International Journal of
Physical Sciences

  • Abbreviation: Int. J. Phys. Sci.
  • Language: English
  • ISSN: 1992-1950
  • DOI: 10.5897/IJPS
  • Start Year: 2006
  • Published Articles: 2539


An appraisal of the water related contaminants as they affect the environment around the Enugu coal mines of Enugu state, southeastern Nigeria

Awalla, C. O. C.
Department of Geology and Mining, Faculty of Applied Natural Sciences, Enugu State University of Science and Technology, Enugu State, Nigeria.
Email: [email protected]

  •  Accepted: 14 November 2013
  •  Published: 12 December 2013


Enugu metropolis is within the Anambra basin, which comprises mainly sedimentary rocks of sandstone, siltstone, mudstone and shales in the Lower Benue trough and as the capital of Enugu state in Nigeria and also as one of the major municipal and industrial centers in southeastern Nigeria experiences much groundwater contamination due to coal mining activity. The Area is richly endowed with sub-bituminous three-coal seams within the Mamu Formation. It also lacks prolific and  potable  groundwater  due  to  the  thinning-out of the Ajali  sandstone  aquifer  through  Udi  town  and  Ninth-mile  into  Enugu  metropolis. Generally, the specific discharge of Ajali sandstone (17.5 m2/day) is higher than that of Mamu Formation (14.5 m2/day). This appraisal  becomes  necessary  to  acquaint the  Enugu  city  developers  on  the  need for the prediction and understanding  of  the  Environmental Impact Assessment (EIA) on the future development, management and maintenance of the mine water. The study also aims at identifying various contaminants, sources, level of concentrations, effects and control measures. Many springs, streams and seepages exist on the foot of most of the hills and ridges. The springs form the headwaters of the major streams and rivers like Ekulu, Iva and Nyaba at the base of the escarpment. Out of the streams and rivers in Enugu coal city, Ekulu River is the largest and thus very important for industrial and agricultural purposes.

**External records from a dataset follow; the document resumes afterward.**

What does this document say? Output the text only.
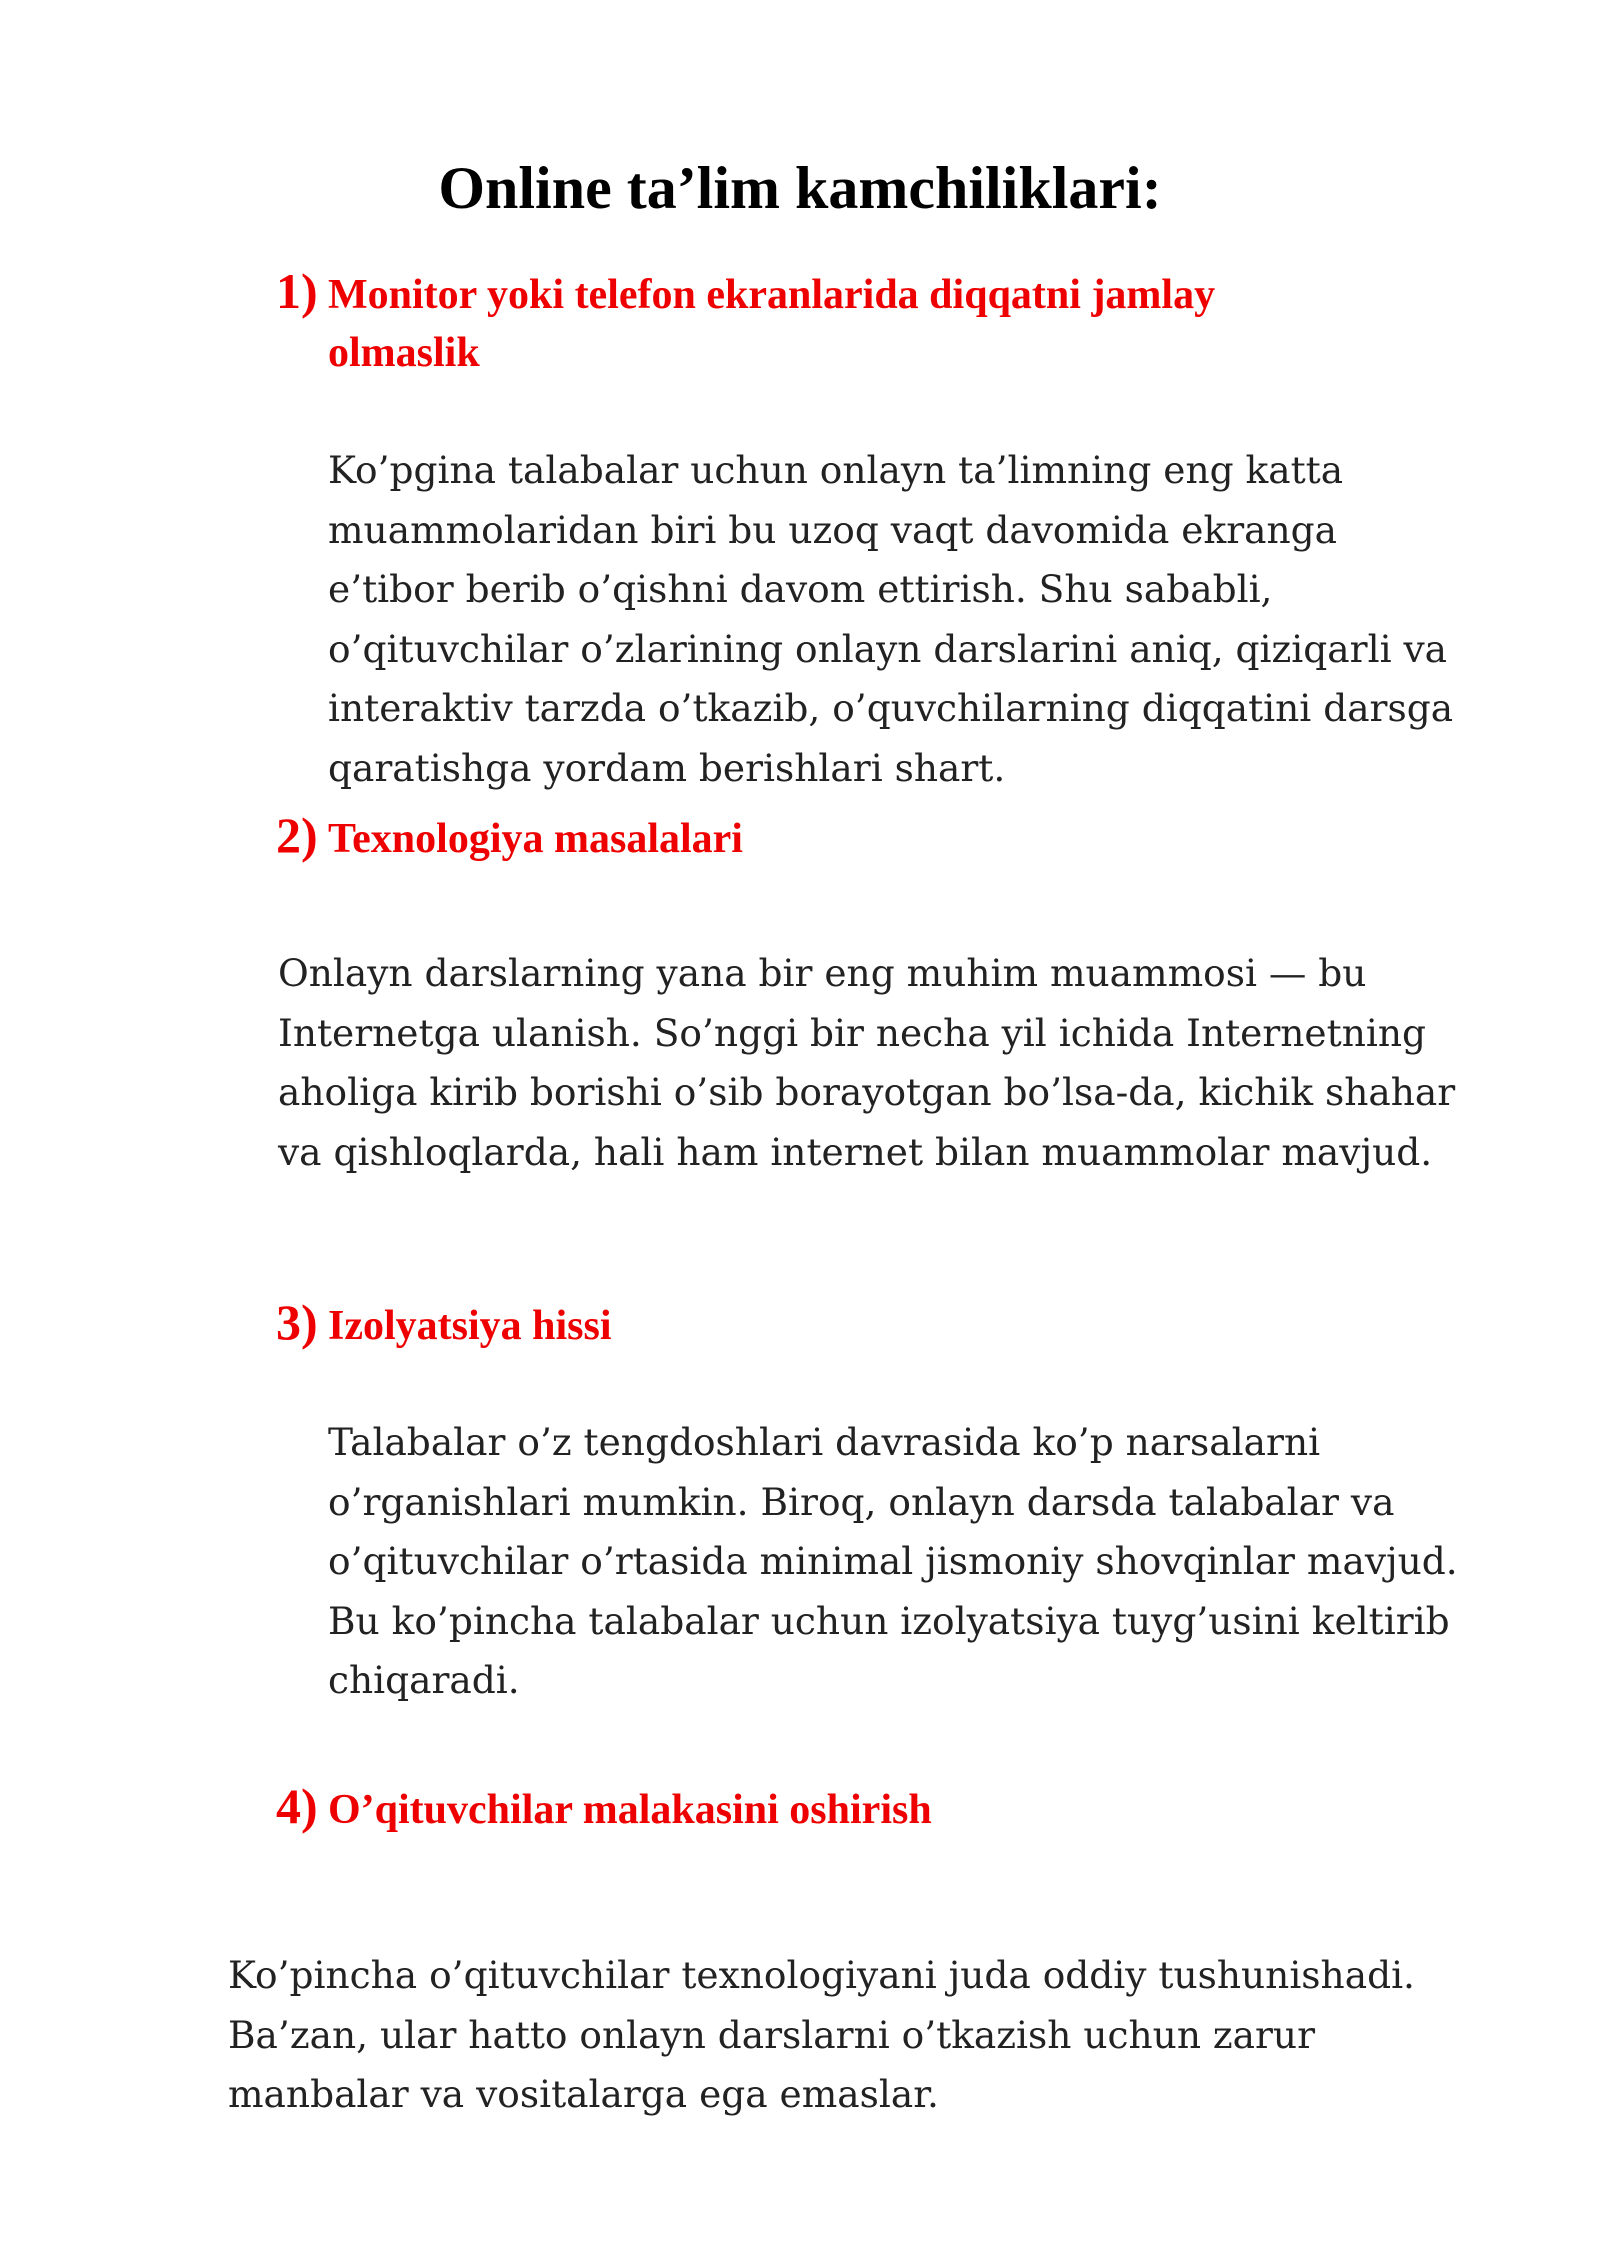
Online ta’lim kamchiliklari:
1) Monitor yoki telefon ekranlarida diqqatni jamlay
olmaslik
Ko’pgina talabalar uchun onlayn ta’limning eng katta
muammolaridan biri bu uzoq vaqt davomida ekranga
e’tibor berib o’qishni davom ettirish. Shu sababli,
o’qituvchilar o’zlarining onlayn darslarini aniq, qiziqarli va
interaktiv tarzda o’tkazib, o’quvchilarning diqqatini darsga
qaratishga yordam berishlari shart.
2) Texnologiya masalalari
Onlayn darslarning yana bir eng muhim muammosi — bu
Internetga ulanish. So’nggi bir necha yil ichida Internetning
aholiga kirib borishi o’sib borayotgan bo’lsa-da, kichik shahar
va qishloqlarda, hali ham internet bilan muammolar mavjud.
3) Izolyatsiya hissi
Talabalar o’z tengdoshlari davrasida ko’p narsalarni
o’rganishlari mumkin. Biroq, onlayn darsda talabalar va
o’qituvchilar o’rtasida minimal jismoniy shovqinlar mavjud.
Bu ko’pincha talabalar uchun izolyatsiya tuyg’usini keltirib
chiqaradi.
4) O’qituvchilar malakasini oshirish
Ko’pincha o’qituvchilar texnologiyani juda oddiy tushunishadi.
Ba’zan, ular hatto onlayn darslarni o’tkazish uchun zarur
manbalar va vositalarga ega emaslar.
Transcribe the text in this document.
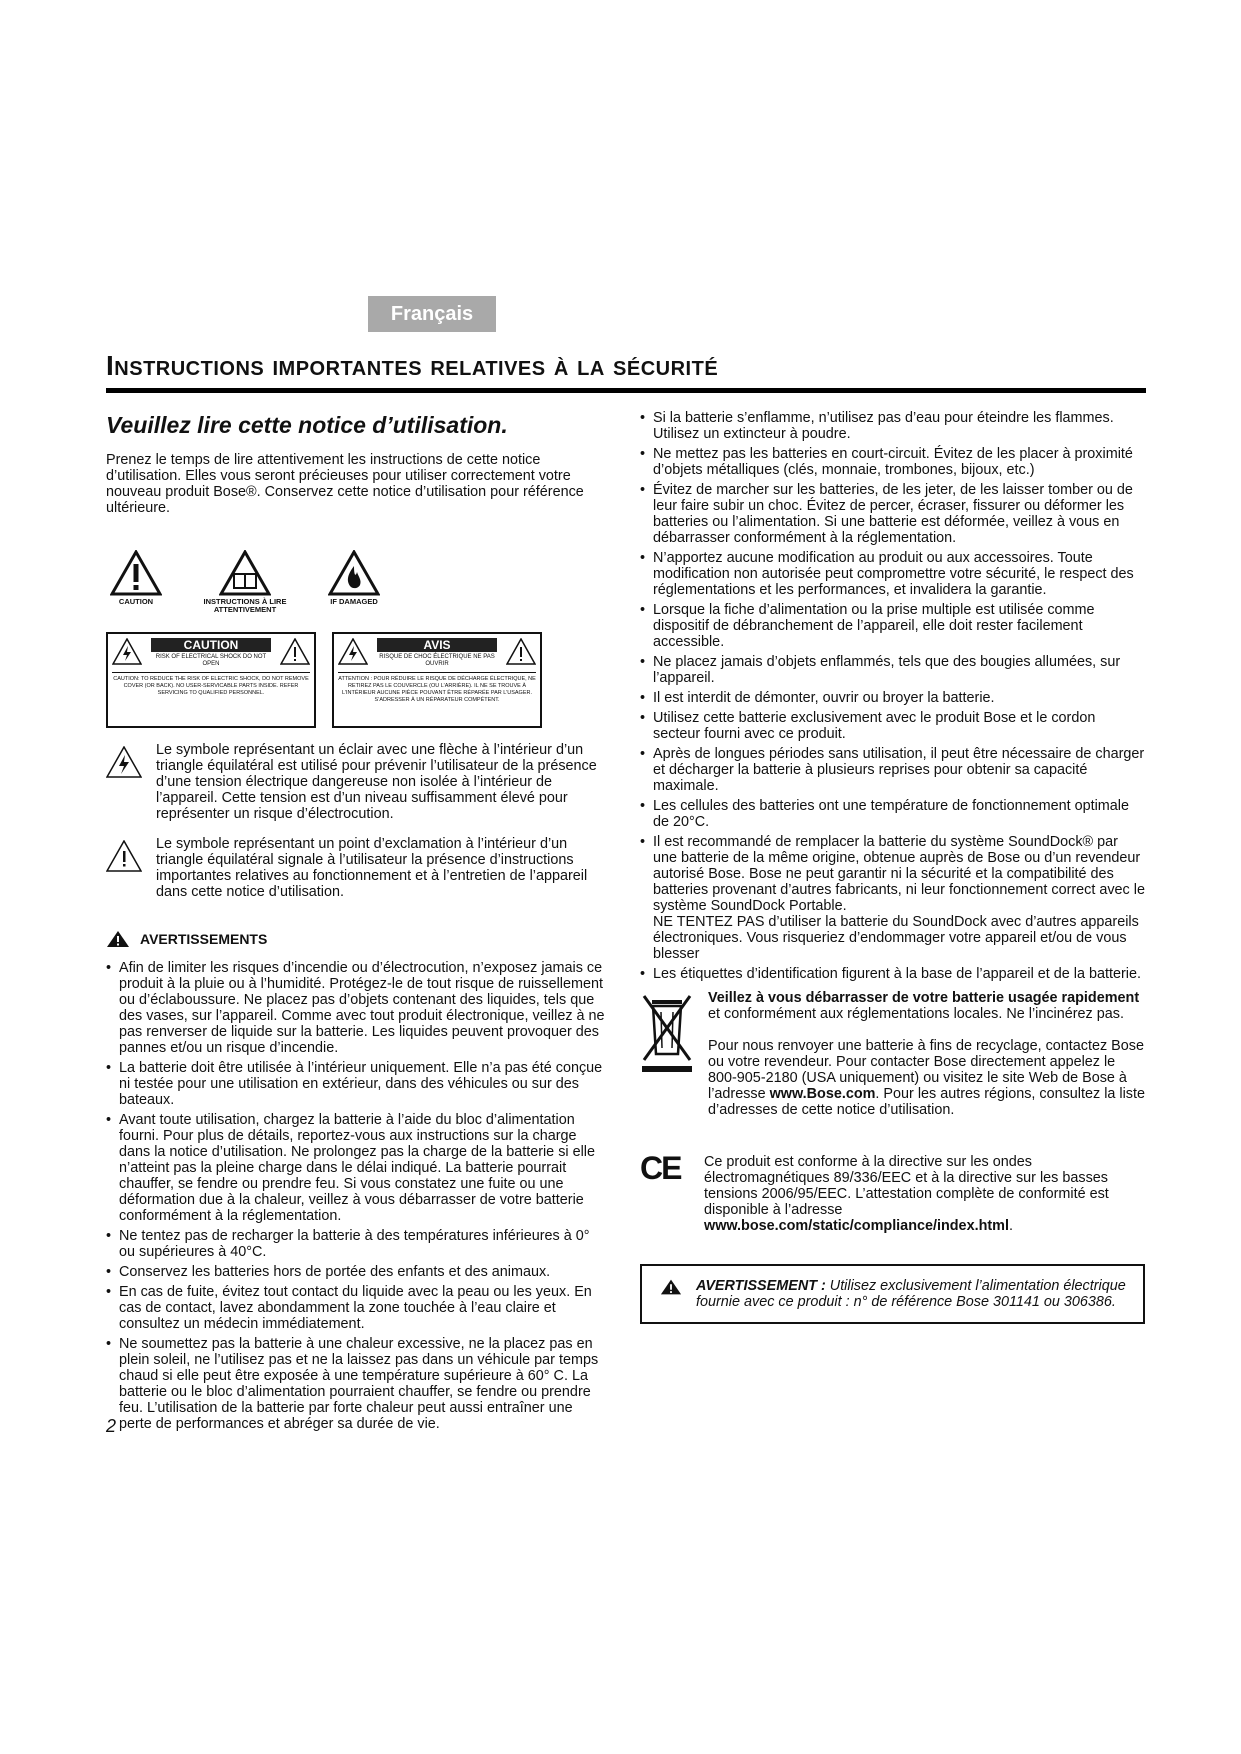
Français
Instructions importantes relatives à la sécurité
Veuillez lire cette notice d’utilisation.

Prenez le temps de lire attentivement les instructions de cette notice d’utilisation. Elles vous seront précieuses pour utiliser correctement votre nouveau produit Bose®. Conservez cette notice d’utilisation pour référence ultérieure.

CAUTION	INSTRUCTIONS À LIRE ATTENTIVEMENT
IF DAMAGED
CAUTION
RISK OF ELECTRICAL SHOCK DO NOT OPEN
CAUTION: TO REDUCE THE RISK OF ELECTRIC SHOCK, DO NOT REMOVE COVER (OR BACK). NO USER-SERVICABLE PARTS INSIDE. REFER SERVICING TO QUALIFIED PERSONNEL.
AVIS
RISQUE DE CHOC ÉLECTRIQUE NE PAS OUVRIR
ATTENTION : POUR RÉDUIRE LE RISQUE DE DÉCHARGE ÉLECTRIQUE, NE RETIREZ PAS LE COUVERCLE (OU L’ARRIÈRE). IL NE SE TROUVE À L’INTÉRIEUR AUCUNE PIÈCE POUVANT ÊTRE RÉPARÉE PAR L’USAGER. S’ADRESSER À UN RÉPARATEUR COMPÉTENT.

Le symbole représentant un éclair avec une flèche à l’intérieur d’un triangle équilatéral est utilisé pour prévenir l’utilisateur de la présence d’une tension électrique dangereuse non isolée à l’intérieur de l’appareil. Cette tension est d’un niveau suffisamment élevé pour représenter un risque d’électrocution.

Le symbole représentant un point d’exclamation à l’intérieur d’un triangle équilatéral signale à l’utilisateur la présence d’instructions importantes relatives au fonctionnement et à l’entretien de l’appareil dans cette notice d’utilisation.

AVERTISSEMENTS
• Afin de limiter les risques d’incendie ou d’électrocution, n’exposez jamais ce produit à la pluie ou à l’humidité. Protégez-le de tout risque de ruissellement ou d’éclaboussure. Ne placez pas d’objets contenant des liquides, tels que des vases, sur l’appareil. Comme avec tout produit électronique, veillez à ne pas renverser de liquide sur la batterie. Les liquides peuvent provoquer des pannes et/ou un risque d’incendie.
• La batterie doit être utilisée à l’intérieur uniquement. Elle n’a pas été conçue ni testée pour une utilisation en extérieur, dans des véhicules ou sur des bateaux.
• Avant toute utilisation, chargez la batterie à l’aide du bloc d’alimentation fourni. Pour plus de détails, reportez-vous aux instructions sur la charge dans la notice d’utilisation. Ne prolongez pas la charge de la batterie si elle n’atteint pas la pleine charge dans le délai indiqué. La batterie pourrait chauffer, se fendre ou prendre feu. Si vous constatez une fuite ou une déformation due à la chaleur, veillez à vous débarrasser de votre batterie conformément à la réglementation.
• Ne tentez pas de recharger la batterie à des températures inférieures à 0° ou supérieures à 40°C.
• Conservez les batteries hors de portée des enfants et des animaux.
• En cas de fuite, évitez tout contact du liquide avec la peau ou les yeux. En cas de contact, lavez abondamment la zone touchée à l’eau claire et consultez un médecin immédiatement.
• Ne soumettez pas la batterie à une chaleur excessive, ne la placez pas en plein soleil, ne l’utilisez pas et ne la laissez pas dans un véhicule par temps chaud si elle peut être exposée à une température supérieure à 60° C. La batterie ou le bloc d’alimentation pourraient chauffer, se fendre ou prendre feu. L’utilisation de la batterie par forte chaleur peut aussi entraîner une perte de performances et abréger sa durée de vie.
2
• Si la batterie s’enflamme, n’utilisez pas d’eau pour éteindre les flammes. Utilisez un extincteur à poudre.
• Ne mettez pas les batteries en court-circuit. Évitez de les placer à proximité d’objets métalliques (clés, monnaie, trombones, bijoux, etc.)
• Évitez de marcher sur les batteries, de les jeter, de les laisser tomber ou de leur faire subir un choc. Évitez de percer, écraser, fissurer ou déformer les batteries ou l’alimentation. Si une batterie est déformée, veillez à vous en débarrasser conformément à la réglementation.
• N’apportez aucune modification au produit ou aux accessoires. Toute modification non autorisée peut compromettre votre sécurité, le respect des réglementations et les performances, et invalidera la garantie.
• Lorsque la fiche d’alimentation ou la prise multiple est utilisée comme dispositif de débranchement de l’appareil, elle doit rester facilement accessible.
• Ne placez jamais d’objets enflammés, tels que des bougies allumées, sur l’appareil.
• Il est interdit de démonter, ouvrir ou broyer la batterie.
• Utilisez cette batterie exclusivement avec le produit Bose et le cordon secteur fourni avec ce produit.
• Après de longues périodes sans utilisation, il peut être nécessaire de charger et décharger la batterie à plusieurs reprises pour obtenir sa capacité maximale.
• Les cellules des batteries ont une température de fonctionnement optimale de 20°C.
• Il est recommandé de remplacer la batterie du système SoundDock® par une batterie de la même origine, obtenue auprès de Bose ou d’un revendeur autorisé Bose. Bose ne peut garantir ni la sécurité et la compatibilité des batteries provenant d’autres fabricants, ni leur fonctionnement correct avec le système SoundDock Portable.
NE TENTEZ PAS d’utiliser la batterie du SoundDock avec d’autres appareils électroniques. Vous risqueriez d’endommager votre appareil et/ou de vous blesser
• Les étiquettes d’identification figurent à la base de l’appareil et de la batterie.

Veillez à vous débarrasser de votre batterie usagée rapidement et conformément aux réglementations locales. Ne l’incinérez pas.

Pour nous renvoyer une batterie à fins de recyclage, contactez Bose ou votre revendeur. Pour contacter Bose directement appelez le 800-905-2180 (USA uniquement) ou visitez le site Web de Bose à l’adresse www.Bose.com. Pour les autres régions, consultez la liste d’adresses de cette notice d’utilisation.

CE	Ce produit est conforme à la directive sur les ondes électromagnétiques 89/336/EEC et à la directive sur les basses tensions 2006/95/EEC. L’attestation complète de conformité est disponible à l’adresse
www.bose.com/static/compliance/index.html.

AVERTISSEMENT : Utilisez exclusivement l’alimentation électrique fournie avec ce produit : n° de référence Bose 301141 ou 306386.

However, the coal mines discharge their effluents and waste waters directly into the Ekulu River with toxic heavy metals like As, Cd, Cr, Fe, Mn, Ni and Pb that contaminate the water and sediments. At the mines, most of the seepages, springs and streams rise directly from the perennial flood water from the mines. The water from the coal mines with special treatment for pH and iron contents can be employed in augmenting the present inadequate water supply that comes from the Ninth Mile borehole network and Ekulu River reservoir. The pH can be treated with hydrated lime, while iron (Fe2+) can be treated with aeration and filtration.

Key words: Groundwater, coal mine, Ajali sandstone, sub-bituminous, coal, rivers, seepage.